Back in the USA

Whoa, back in the States! After six months in France, culminating in a wonderful concert as part of the series Rencontres d’été de musique de chambre (Summer Chamber Music Encounters) we’re back at home and well into the first week of WCM, just like that. Wham!

It’s good to be home. Crazy, because home seemed to be over there, but good just the same. And it’s great to be back at WCM, back in our cabin, watching thunderstorms roll in from the west, excited but hopeful that they won’t dump too much rain (anyone up here knows there’s been more than enough already…), hitting our favorite haunts, seeing many of our favorite people once again. And then there’s the whole varied, exhausting, magical process of putting on the festival, of rehearsing, conferring, hanging with our extended musical family. This is priceless.

By any measure, this festival is special. With the team of old masters well represented by Mendelssohn, Dowland, Brahms and Ravel, and the expansion club of newcomers headed by composer in residence Shulamit Ran, this is a season that celebrates, even indulges in, beauty. This may seem an odd assertion given that all of the music presented at WCM over the past 20 seasons has been manifestly beautiful; in fact, one of the hallmarks of Judith’s, and, we like to think, our programming has been its commitment to beauty on all levels: conceptual; structural; dramatic; as well as sonic. But what sets this season apart is the degree to which each work on the program offers an intense experience of beauty as a primary musical value, the primary agent that makes possible the expressive bonding of souls.
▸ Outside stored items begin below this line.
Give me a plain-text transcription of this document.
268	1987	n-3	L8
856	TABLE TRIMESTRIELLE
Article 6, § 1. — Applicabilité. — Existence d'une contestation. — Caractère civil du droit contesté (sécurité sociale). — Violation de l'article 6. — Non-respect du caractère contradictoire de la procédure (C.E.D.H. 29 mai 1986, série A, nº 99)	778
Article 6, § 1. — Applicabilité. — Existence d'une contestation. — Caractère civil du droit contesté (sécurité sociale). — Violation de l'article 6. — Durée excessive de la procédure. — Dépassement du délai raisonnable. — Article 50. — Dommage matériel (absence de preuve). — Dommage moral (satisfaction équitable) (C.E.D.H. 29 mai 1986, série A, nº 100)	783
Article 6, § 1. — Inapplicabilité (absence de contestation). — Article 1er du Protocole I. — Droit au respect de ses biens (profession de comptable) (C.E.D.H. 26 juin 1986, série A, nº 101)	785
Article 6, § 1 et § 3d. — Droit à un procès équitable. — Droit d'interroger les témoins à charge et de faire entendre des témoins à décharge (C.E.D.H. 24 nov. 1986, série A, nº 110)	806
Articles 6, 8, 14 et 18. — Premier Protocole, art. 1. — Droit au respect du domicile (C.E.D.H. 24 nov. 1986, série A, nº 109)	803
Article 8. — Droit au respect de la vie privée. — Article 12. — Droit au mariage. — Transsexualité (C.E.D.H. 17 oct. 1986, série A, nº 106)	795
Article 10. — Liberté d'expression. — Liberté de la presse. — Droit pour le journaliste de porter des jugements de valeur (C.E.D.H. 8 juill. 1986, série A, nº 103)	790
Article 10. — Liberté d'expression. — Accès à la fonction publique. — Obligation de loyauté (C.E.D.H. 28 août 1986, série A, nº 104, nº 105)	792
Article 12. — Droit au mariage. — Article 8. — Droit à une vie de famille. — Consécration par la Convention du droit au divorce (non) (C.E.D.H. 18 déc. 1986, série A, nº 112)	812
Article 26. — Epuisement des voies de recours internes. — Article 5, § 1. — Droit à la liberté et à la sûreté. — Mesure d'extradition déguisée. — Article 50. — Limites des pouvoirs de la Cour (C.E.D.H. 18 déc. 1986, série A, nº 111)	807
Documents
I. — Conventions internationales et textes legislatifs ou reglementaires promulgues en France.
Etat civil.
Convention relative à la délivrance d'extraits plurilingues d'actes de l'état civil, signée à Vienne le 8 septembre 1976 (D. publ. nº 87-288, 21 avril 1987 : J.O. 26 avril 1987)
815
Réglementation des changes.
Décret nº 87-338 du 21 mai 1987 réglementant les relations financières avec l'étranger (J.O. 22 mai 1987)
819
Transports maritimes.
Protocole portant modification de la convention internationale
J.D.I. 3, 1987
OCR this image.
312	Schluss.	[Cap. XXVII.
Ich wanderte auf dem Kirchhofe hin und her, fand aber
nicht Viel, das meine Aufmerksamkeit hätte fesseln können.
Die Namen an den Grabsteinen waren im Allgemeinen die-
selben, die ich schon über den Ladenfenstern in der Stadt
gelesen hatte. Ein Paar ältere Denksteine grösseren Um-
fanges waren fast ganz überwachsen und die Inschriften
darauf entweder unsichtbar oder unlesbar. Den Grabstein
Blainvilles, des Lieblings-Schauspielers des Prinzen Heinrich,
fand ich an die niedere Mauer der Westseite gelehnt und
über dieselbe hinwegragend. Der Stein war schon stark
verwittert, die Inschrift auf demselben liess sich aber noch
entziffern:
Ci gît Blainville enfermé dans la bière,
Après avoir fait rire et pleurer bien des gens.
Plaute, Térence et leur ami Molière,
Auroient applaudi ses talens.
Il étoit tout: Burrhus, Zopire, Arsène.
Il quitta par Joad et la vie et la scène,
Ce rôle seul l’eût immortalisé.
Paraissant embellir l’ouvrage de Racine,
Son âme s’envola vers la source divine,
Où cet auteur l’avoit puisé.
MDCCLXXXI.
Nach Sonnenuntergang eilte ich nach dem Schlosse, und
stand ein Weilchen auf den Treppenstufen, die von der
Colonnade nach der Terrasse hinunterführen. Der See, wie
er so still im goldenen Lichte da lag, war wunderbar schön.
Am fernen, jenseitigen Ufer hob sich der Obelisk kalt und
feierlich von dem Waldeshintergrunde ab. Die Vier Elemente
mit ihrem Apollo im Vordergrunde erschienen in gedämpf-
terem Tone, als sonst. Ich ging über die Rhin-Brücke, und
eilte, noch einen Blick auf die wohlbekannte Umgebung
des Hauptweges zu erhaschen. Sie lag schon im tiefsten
And each experience is specific, each tied to a precise view of beauty, how it is achieved and what it means: for Dowland, it is the invocation and prolongation of a single affect, a direct expression of intensely affective text (Come, heavy sleep, the image of true death, and close up these my weary weeping eyes…); for Ravel, the revelation of sensual beauty within a context of sometimes nightmarish austerity; for Brahms, the gradual unfolding of an almost unbearable beauty as part of a long and Apollonian process of emotional unveiling; for Ran, the exulting in the beauty of sound itself as a means of reaching an extreme range of emotional contrasts. Even the two short works of Waggoner were themselves birthed in the desire to trace musical shapes by way of the motion through different levels of sounding beauty.

Ives famously asked “what has beauty got to do with music?” and the question now seems almost quaint, so completely has music moved through and beyond previously avant-garde notions of what it should and shouldn’t be. And Ives was, in his own way, writing richly beautiful music; he was rebelling not against the principle itself, but rather against the 19th century’s narrow definition of it. And so most composers today, even many associated with the more radical schools of thought that have grown up around composers like Scelsi and Lachenmann (actually these two have now largely been housebroken, and are on their way to being supplanted by ever more determined generations of berserkers), are unapologetically into beauty, even if their sense of what that is may be different from ours.

So this is truly a beautiful season, and what strikes me just as forcefully as the music itself is the great, passionate, truthful commitment of each of the performers to its realization. There is nowhere on the planet a more brilliant constellation of artists. These are musicians whose deep identification with the literature allows them uncannily to channel the beauty latent in the score and make it real for us. And they are themselves truly beautiful people, bound by devotion to their art, but also by humor, food, kids, professional stresses, dreams and fears. To hear them play Brahms is to hear love made audible as resonant force.

This is part of what makes being back, in itself, beautiful, but also strange, dreamlike: from the beauty of France to the beauty of the Catskills, in one fell swoop, animated and given reality by the work of beautiful musical collaborators. It makes everything else, the jet lag, the logistical hurdles, the culture shock, fall away. I love it. It’s a beautiful thing.